Tenía que tratarse de una coincidencia. ¿Me estaba volviendo paranoico?

Tal vez mi médico de cabecera estuviese en lo cierto. Iba a tardar mucho tiempo en retomar mi vida normal. Aquel hombre era el maestro zen del sentido común. Solamente había ido a verlo para que Isabel dejase de darme la lata. Tener dificultades para conciliar el sueño semana tras semana era la clase de problema que normalmente intentaba resolver por mi cuenta. Supongo que es típico de los hombres, ¿no? Creemos que deberíamos ser capaces de arreglarlo todo, incluso a nosotros mismos.

Revisé mi correo electrónico.

Me relajé de inmediato: tenía un mensaje de la doctora Hunter. Lo abrí rápidamente: «Sean, estoy en Jerusalén. Regresaré a Londres el viernes. Lo llamaré entonces. Necesito que hablemos de algo. S. H.». Lo había enviado el domingo por la tarde.

Pensé en responder, en preguntarle qué era tan importante, pero decidí no hacerlo. No tardaría en averiguarlo, y tenía que seguir trabajando en mi paciencia.

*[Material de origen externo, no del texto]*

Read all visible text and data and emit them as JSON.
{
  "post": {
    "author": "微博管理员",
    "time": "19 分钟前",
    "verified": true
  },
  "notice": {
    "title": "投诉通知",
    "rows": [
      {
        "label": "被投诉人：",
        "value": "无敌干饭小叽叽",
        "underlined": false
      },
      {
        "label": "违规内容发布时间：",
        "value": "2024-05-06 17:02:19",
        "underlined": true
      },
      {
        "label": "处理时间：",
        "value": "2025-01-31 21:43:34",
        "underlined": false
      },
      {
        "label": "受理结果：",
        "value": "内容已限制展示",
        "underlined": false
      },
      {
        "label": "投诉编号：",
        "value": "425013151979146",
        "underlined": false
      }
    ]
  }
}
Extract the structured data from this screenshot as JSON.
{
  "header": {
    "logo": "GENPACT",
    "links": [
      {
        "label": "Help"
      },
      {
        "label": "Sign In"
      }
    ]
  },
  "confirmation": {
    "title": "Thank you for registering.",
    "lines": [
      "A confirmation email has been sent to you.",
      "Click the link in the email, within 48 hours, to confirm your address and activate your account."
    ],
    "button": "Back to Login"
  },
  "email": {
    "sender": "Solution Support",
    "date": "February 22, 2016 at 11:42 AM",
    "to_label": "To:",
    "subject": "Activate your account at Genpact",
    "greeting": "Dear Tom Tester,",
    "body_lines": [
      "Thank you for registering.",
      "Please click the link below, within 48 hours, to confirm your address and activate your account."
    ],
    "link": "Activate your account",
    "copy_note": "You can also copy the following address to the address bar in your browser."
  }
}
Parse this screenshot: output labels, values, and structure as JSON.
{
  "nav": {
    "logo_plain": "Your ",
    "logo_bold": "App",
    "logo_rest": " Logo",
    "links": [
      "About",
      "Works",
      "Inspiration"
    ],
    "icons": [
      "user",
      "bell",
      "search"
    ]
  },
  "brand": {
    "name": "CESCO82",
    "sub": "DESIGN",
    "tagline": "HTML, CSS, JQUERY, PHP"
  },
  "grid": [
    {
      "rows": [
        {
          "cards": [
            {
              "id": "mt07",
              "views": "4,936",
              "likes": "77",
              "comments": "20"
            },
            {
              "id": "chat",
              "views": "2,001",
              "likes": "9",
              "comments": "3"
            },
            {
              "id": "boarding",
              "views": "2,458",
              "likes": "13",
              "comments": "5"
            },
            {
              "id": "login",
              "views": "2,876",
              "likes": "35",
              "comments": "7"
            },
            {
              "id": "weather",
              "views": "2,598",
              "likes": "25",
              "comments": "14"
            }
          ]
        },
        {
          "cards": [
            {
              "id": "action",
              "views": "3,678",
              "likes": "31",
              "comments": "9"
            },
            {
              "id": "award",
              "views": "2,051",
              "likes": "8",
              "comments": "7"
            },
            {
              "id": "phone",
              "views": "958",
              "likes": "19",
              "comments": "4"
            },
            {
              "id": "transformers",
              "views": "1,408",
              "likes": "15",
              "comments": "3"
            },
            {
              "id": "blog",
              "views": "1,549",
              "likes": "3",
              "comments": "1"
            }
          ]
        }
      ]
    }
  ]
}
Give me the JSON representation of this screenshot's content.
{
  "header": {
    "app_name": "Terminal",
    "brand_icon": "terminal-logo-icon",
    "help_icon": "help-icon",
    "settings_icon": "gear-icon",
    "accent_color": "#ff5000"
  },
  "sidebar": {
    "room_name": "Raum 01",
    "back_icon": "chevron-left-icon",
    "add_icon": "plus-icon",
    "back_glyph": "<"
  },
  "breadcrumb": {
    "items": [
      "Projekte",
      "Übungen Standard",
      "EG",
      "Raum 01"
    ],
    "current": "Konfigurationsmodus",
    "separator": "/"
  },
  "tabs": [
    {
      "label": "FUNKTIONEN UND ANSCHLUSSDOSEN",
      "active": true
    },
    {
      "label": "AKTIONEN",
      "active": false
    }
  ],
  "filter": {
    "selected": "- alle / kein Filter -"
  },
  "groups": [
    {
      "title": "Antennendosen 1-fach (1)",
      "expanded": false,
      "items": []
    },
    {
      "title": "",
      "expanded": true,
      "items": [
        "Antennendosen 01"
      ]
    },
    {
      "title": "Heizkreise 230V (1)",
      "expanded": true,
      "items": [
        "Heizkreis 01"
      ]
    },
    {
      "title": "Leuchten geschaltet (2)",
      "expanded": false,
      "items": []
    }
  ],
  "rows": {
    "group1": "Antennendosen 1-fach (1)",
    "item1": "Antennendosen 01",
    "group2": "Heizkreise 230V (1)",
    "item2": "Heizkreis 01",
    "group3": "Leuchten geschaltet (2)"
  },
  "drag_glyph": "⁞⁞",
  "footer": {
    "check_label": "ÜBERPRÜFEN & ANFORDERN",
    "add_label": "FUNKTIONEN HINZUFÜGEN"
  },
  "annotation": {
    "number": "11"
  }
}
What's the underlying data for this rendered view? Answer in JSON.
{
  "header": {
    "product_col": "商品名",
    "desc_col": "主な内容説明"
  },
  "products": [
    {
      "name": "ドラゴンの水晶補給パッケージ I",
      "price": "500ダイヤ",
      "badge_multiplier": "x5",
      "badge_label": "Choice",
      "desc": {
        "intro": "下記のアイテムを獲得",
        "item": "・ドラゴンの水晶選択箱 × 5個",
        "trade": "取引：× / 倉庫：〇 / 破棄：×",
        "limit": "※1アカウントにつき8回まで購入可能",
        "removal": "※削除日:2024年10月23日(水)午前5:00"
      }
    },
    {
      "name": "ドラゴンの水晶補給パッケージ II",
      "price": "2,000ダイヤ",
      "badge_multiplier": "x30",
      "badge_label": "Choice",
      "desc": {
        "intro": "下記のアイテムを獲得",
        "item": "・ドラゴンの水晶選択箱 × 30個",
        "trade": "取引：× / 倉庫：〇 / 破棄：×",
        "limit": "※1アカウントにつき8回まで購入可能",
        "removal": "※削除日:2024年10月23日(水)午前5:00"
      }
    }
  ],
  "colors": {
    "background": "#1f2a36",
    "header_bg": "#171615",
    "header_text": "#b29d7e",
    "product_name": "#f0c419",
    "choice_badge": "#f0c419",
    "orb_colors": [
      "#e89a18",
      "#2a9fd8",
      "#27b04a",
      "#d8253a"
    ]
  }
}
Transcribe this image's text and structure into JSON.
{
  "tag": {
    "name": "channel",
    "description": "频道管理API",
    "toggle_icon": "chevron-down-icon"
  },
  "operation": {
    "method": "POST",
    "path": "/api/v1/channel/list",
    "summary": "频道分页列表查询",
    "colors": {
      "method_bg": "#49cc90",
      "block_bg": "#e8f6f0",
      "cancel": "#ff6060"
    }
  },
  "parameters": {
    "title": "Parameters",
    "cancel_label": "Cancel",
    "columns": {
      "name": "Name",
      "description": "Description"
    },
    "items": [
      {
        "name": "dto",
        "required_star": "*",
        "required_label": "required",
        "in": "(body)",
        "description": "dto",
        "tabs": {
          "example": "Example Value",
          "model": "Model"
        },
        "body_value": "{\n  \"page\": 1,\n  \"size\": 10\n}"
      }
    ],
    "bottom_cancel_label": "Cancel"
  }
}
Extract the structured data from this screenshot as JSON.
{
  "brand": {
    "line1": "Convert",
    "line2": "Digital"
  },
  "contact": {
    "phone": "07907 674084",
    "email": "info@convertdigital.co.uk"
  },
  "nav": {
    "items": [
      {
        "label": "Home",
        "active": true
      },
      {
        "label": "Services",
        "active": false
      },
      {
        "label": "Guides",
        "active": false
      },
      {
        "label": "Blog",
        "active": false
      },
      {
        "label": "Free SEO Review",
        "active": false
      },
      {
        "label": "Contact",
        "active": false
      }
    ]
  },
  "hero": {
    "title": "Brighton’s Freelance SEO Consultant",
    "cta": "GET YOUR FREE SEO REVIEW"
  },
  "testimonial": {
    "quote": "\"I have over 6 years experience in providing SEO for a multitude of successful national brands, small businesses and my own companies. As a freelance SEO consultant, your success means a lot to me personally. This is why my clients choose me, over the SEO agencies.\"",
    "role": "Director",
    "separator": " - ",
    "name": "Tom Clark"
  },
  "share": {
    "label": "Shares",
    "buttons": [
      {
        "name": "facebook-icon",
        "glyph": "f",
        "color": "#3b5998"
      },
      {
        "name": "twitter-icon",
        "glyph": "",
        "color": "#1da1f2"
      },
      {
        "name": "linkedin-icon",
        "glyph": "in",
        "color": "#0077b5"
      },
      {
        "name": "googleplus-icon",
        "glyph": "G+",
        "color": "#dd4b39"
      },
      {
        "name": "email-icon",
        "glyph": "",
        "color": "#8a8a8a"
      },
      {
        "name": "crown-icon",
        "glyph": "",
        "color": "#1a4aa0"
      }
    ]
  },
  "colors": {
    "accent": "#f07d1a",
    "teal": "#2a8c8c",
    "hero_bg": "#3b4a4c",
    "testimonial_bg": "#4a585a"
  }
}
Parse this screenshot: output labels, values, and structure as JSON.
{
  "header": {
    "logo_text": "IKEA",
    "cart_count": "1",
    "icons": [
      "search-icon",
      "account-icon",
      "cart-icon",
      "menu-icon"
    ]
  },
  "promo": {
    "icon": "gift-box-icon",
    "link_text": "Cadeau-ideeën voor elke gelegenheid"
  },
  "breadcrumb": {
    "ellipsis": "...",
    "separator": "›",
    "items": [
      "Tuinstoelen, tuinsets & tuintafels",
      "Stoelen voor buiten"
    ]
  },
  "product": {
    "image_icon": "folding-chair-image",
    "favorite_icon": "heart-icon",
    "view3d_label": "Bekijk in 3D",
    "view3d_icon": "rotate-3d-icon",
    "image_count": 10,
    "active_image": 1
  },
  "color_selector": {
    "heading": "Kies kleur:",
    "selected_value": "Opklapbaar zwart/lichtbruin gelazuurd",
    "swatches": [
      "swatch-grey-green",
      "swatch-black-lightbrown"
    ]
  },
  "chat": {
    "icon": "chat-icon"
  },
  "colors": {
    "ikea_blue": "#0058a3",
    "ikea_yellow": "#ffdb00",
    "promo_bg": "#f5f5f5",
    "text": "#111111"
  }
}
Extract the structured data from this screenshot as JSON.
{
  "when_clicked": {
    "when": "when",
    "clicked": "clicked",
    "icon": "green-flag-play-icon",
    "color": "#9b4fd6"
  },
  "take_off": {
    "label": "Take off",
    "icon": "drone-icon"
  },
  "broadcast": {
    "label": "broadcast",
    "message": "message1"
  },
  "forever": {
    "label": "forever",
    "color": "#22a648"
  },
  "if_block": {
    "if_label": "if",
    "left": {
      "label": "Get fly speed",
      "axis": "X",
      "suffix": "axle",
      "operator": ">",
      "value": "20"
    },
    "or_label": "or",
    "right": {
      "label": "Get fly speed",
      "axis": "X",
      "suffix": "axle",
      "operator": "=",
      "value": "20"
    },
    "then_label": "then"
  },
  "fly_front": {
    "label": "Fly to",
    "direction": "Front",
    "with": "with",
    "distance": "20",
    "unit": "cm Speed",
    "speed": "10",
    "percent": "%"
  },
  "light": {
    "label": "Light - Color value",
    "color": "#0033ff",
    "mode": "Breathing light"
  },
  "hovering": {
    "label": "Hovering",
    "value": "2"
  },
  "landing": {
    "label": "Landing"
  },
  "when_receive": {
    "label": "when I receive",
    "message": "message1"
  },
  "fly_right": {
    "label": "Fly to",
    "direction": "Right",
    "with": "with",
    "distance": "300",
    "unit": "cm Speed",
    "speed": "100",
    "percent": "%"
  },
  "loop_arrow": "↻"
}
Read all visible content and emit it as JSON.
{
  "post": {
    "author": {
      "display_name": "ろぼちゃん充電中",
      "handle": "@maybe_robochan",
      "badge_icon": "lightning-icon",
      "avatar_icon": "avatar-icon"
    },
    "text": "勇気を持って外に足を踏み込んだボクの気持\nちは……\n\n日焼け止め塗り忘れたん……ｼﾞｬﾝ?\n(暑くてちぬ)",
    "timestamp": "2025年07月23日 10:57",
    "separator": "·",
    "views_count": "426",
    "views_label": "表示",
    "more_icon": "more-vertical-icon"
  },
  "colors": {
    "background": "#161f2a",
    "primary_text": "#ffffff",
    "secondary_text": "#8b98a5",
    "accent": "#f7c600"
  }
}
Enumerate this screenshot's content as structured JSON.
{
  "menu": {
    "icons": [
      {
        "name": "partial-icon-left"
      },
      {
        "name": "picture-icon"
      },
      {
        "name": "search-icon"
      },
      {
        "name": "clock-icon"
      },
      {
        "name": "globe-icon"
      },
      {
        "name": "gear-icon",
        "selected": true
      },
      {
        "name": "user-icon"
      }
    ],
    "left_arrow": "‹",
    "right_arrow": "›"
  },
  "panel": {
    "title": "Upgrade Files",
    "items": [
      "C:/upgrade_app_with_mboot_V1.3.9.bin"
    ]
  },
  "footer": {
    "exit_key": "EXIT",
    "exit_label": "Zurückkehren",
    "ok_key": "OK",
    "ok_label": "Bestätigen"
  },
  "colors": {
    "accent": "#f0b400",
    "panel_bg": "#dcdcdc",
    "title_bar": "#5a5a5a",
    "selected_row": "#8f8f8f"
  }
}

El viernes tuve mi teléfono móvil a mano durante todo el día, a pesar de que Isabel me dijo que estaba perdiendo la cabeza. Incluso lo dejé en modo vibración durante una reunión de directivos. Los asuntos económicos habían sido el tema principal de aquellas reuniones durante el último año; todos habíamos sufrido un recorte salarial. Nuestra supervivencia no estaba en entredicho, pero sí en qué nos gastábamos el dinero. Aquella noche comprobé la carpeta de correo no deseado, por si un nuevo e-mail de la doctora Hunter hubiese terminado en el lugar equivocado. No era así. No estaba demasiado preocupado, pero busqué a la doctora Hunter en internet. Lo que averigüé me perturbó.